Mr. Hershey acquired the zoo’s first residents – twelve prairie dogs – from a family who was unable to care for them. Hershey Zoo, as it was then known, received more private donations in the coming years. Hershey Zoo continued to grow through the 20’s and 30’s. The zoo temporarily closed from 1942 – 1950 to aid in the country’s involvement in World War II.
Below: Milton Hershey with an elephant at ZooAmerica.
Upon re-opening, Hershey Zoo expanded, adding more diversified wildlife – all the while relying on private donations and trades with other zoos and animal dealers. However, by 1971 a number of factors, including a shift in public opinion, increased recognition of human responsibility for wild animals in captivity, and lack of funding led Hershey Estates (the facilities’ owner) to close the zoo.

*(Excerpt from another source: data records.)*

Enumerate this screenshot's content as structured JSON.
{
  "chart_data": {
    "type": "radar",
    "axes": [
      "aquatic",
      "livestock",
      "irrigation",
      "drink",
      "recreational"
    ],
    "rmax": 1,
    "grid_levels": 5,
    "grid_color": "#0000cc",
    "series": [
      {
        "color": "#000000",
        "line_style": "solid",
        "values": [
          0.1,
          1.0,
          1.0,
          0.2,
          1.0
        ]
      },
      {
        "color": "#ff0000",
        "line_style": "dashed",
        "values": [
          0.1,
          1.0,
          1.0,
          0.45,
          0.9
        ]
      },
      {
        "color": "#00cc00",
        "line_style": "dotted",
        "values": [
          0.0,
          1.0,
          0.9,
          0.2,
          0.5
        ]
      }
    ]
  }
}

During this time Hershey Park underwent changes, adding a fence around the property, introducing a one-price admission plan, and redeveloping itself as a themed amusement park. Hersheypark as it became known, also incorporated an Animal Garden and petting zoo as a new attraction – utilizing animals from Hershey Zoo.
In 1975, John Strawbridge, then director of Hershey Museum, saw an opportunity to revitalize the vacant zoo. He developed plans and successfully convinced Hershey Estates to invest in redeveloping the old site of Hershey Zoo as a themed zoological park called ZooAmerica North American Wildlife Park.
ZooAmerica officially opened in 1978. It featured more than 200 animals representing 70 different species from five geographical areas in North America – as is the case to this day. ZooAmerica placed an added interest in educating guests on each exhibit and its animal residents.
What began as a private animal collection in Hershey, PA has become an 11-acre site, refuge, home, and AZA-accredited sanctuary for more than 200 animals representing 70 species from across the continent of North America.